Making matters worse, Jakarta stripped them of any powers they had under the previous autonomous status, which set the precedent for Jakarta to amend the previous autonomous status law in 2021.
This amendment enables Jakarta to create new provinces.
The aspirations and wishes of the Papuan people were supposed to be channelled through these two institutions and the provincial government, but Jakarta promptly shut down all avenues that would enable Papuans to have their voices heard.
Governor Enembe faces constant threats, terrorism Governor Enembe has also been terrorised and intimidated by unknown parties over the past couple of years. He said, “I am an elected governor of Indonesia, but I am facing these constant threats and terror. What about my people? They are not safe.”
This is an existential war between the state of Papua and the state of Indonesia. We need to ask not only what is at stake with the new provinces in West Papua, but also, what is at stake in West Papua under Indonesia’s settler-colonial rule?
Four critical existential issues facing West Papua
There are four main components of Papuan culture at stake in West Papua under Indonesia’s settler-colonial rule:
1. Papuan humans
2. Papuan languages
3. Papuan oral cultural knowledge system
4. Papuan ancestral land and ecology
Papua’s identity was supposed to be protected by the Special Autonomy Law 2001.
However, Jakarta has shown no interest or intention in protecting these four existential components.

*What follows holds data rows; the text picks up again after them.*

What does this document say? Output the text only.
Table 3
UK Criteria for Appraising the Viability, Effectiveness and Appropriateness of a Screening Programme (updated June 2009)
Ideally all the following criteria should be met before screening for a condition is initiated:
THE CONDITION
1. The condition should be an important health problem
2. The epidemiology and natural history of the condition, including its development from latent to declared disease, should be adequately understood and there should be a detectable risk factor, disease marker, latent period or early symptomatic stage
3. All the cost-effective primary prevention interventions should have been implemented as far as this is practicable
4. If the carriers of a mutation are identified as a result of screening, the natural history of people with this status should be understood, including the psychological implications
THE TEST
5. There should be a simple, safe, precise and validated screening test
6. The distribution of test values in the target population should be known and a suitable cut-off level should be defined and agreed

Indonesia continues to amend, create, and pass laws to create more settler-colonial provincial spaces that threaten Papuans.
The end goal isn’t to provide welfare to Papuans or protect them, but to create settlers’ colonial areas so that new settlers — whether it be soldiers, criminal thugs, opportunists, poor improvised Indonesian immigrants, or colonial administrators — can fill those new spaces.
Jakarta is, unfortunately, turning these newly created spaces into new battlegrounds between clans, tribes, highlanders, coastal people, Papua province, West Papua province, families, and friends, as well as between Papuans and immigrants.
Media outlets in Indonesia are manipulating public opinion by portraying one leader as a proponent of Jakarta’s plan and the other as its opponent, further fuelling tension between leaders in Papua.
Yamin Kogoya is a West Papuan academic who has a Master of Applied Anthropology and Participatory Development from the Australian National University and who contributes to Asia Pacific Report. From the Lani tribe in the Papuan Highlands, he is currently living in Brisbane, Queensland, Australia.